Biochemistry junior Anne Roe has loved science since seventh grade. That interest drew her to the classrooms of Northeastern and, on her most recent co-op, to a stem cell research lab at UCLA’s David Geffen School of Medicine.
“I’m very determined,” Roe said, after returning from California. “Ever since junior year of high school, I have only worked on science-related projects. Now, I’m focused on neurology and stem cell research.”
Roe’s tenacity is how she secured the co-op at UCLA. “If you want to be a part of something, you have to go to the top people,” she said.
Once she identified California as a hub of stem cell research activity, she reached out to scientists who work with stem cells.
Roe’s name and interest came to the attention of Dr. Martina Wiedau-Pazos, the member of UCLA’s neurology department who also oversees research into amyotrophic lateral sclerosis (ALS), also known as Lou Gehrig’s disease. She created a co-op position for Roe.
“Networking is powerful and extremely useful,” Roe said. “By the time I got there, everyone associated with stem cells recognized my name. Mainly because I’d emailed them all at some point.”

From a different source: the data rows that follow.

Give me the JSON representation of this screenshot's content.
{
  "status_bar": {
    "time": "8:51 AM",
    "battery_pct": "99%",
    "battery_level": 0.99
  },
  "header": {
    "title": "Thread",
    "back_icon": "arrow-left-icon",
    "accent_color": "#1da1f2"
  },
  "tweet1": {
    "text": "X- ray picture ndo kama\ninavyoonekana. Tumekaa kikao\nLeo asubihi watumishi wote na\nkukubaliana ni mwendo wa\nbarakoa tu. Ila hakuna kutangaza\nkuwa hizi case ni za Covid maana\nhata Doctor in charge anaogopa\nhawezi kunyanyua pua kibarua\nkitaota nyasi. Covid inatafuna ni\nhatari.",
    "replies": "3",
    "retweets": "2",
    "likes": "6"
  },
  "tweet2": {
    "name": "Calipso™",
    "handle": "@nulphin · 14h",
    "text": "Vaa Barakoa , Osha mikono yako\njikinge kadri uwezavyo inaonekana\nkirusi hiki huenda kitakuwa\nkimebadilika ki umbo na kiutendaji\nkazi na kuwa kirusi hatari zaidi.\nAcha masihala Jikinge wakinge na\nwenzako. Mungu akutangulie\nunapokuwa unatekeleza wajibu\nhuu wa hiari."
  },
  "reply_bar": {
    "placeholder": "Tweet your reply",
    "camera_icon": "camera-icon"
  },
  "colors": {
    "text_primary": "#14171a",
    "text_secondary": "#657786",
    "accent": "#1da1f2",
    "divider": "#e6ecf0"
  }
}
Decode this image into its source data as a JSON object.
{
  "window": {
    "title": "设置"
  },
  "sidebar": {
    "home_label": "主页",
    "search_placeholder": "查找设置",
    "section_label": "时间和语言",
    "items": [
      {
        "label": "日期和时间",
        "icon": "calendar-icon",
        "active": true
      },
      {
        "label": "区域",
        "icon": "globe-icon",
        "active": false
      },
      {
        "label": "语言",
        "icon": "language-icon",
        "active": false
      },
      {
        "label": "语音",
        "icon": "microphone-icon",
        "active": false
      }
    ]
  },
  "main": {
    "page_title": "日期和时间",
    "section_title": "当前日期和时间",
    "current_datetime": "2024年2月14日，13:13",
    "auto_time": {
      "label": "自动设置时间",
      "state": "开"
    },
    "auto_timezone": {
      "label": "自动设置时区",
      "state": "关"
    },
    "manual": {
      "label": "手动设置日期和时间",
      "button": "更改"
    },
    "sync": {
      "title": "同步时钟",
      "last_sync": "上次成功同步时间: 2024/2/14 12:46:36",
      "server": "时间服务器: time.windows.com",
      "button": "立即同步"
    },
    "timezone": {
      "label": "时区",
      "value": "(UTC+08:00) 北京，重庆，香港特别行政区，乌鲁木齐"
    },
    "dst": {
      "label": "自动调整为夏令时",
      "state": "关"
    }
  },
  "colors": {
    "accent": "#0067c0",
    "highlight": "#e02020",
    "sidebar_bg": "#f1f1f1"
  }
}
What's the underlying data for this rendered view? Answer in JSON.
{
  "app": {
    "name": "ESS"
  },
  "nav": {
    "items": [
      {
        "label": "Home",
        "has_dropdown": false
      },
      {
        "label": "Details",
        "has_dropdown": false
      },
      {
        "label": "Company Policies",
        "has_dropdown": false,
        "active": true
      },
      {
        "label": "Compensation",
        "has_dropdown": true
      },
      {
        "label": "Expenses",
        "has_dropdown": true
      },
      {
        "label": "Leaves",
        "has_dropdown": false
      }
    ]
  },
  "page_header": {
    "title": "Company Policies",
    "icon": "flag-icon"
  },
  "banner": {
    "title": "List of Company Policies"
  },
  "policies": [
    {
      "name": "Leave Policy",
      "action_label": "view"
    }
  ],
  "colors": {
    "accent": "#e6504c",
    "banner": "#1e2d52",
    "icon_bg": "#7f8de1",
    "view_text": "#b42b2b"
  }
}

She began her co-op by examining the role of astrocytes in the progression of ALS. Astrocytes are a type of cell found in the body’s nervous system. The project, however, was put on hold midstream.
Focus shifted to assisting in the research and development of a new human stem cell-derived model that could be used for more advanced study of ALS.

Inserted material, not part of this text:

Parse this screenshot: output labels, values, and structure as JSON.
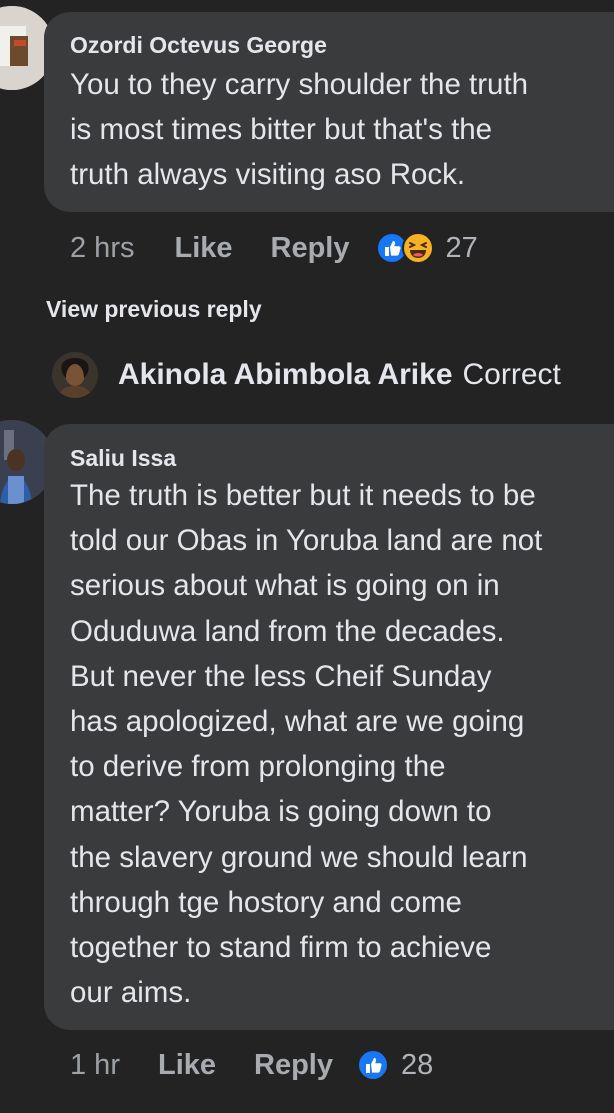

The scientific journal Disease Models & Mechanisms recently published a report on this research program, citing Roe as a co-contributor.
Roe’s co-op experience has confirmed that stem cell research is what she ultimately wants to pursue. “It’s something I’m interested in and there is still so much to learn.”
As senior year approaches, she’s already thinking about medical school — the next step that will help bring her closer to that goal. “I definitely want to earn my M.D. and end up either in California or Massachusetts,” Roe said.
Until then, she stays busy in the world of science, assisting on autopsies at Brigham & Women’s Hospital and working with Judy Newmark, a research scientist in Northeastern’s Warner Lab.